I’m not a person to boast, but one of my extraordinary talents is to find what other people are doing wrong before they even have a clue. I’d like to thank my parents, Irene and Vern, for their tireless mentoring of this magnanimous trait as I was growing up. Without their willingness to instruct by example, I might be waltzing through each day unaware of the shortcomings of my closest friends and colleagues.

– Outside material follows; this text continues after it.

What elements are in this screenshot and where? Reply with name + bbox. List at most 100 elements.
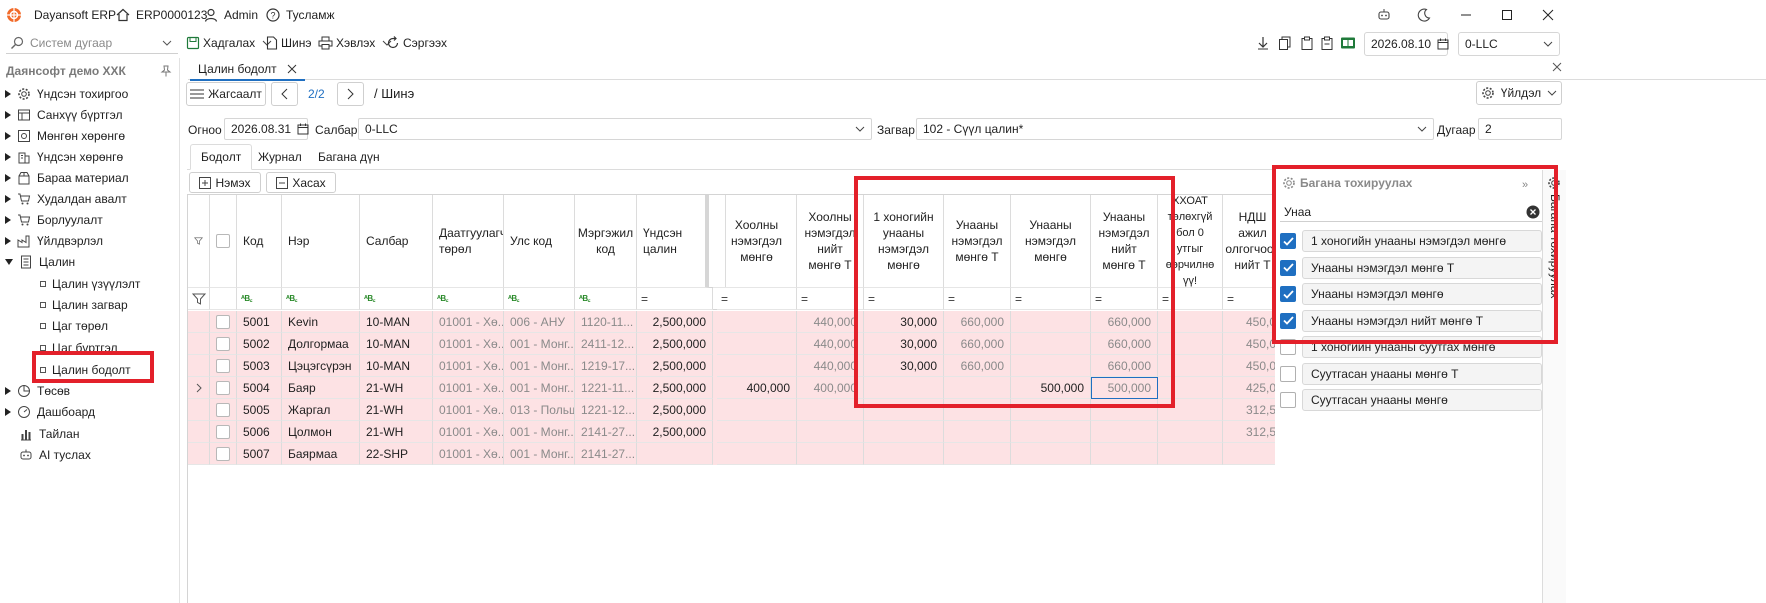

I remember as a kid, when I’d be stuck in the back seat of our sedan, passing by the houses of neighbors, and my mom and dad would remark to each other about how wonderful it was to have Marv and Sally Foster right around the block, how they were dear friends and “the salt of the earth.” Silently, I would count to five before the “buts” began to fly: “but Sally is too busy gossiping at bridge club, and she overbids every hand.” Or, “but it’s a pity Marv stays in that dead-end job just so he can have his entire weekends free.”
Naturally, as an adult, I honed this skill that was passed down to me. At times, I can’t help but think how people really messed up according to the Book of Don. And I’m far worse than my parents because I feel the need to actually share my wisdom with the offending party. Of course, I attempt to do it in a loving, supportive way. I point out not only the errors to these people, but also offer little tips on how they could do something better, often while they are right in the midst of things, and feeling pretty good about themselves.
How has this approach worked out for me? Not so well. Sherry tells me to be silent the moment I start to get that special, knowing look on my face. If I am within striking distance, I receive physical cues to keep my “constructive” criticism deep inside my inner being. My friends—those who have stayed with me despite this character trait—are quick to let me know when my advice is neither requested, nor appreciated. Colleagues often exclude me from operational meetings in order to minimize the opportunity for me to butt in.
In conclusion, I want you, and all those I come in contact with, to know I’m attempting to get better. Please stop me whenever I start to give unsolicited advice.
But change is challenging. Like right now, I’m thinking you should read this message a second time in order to really get the benefits of—shhh…Don, just shut up!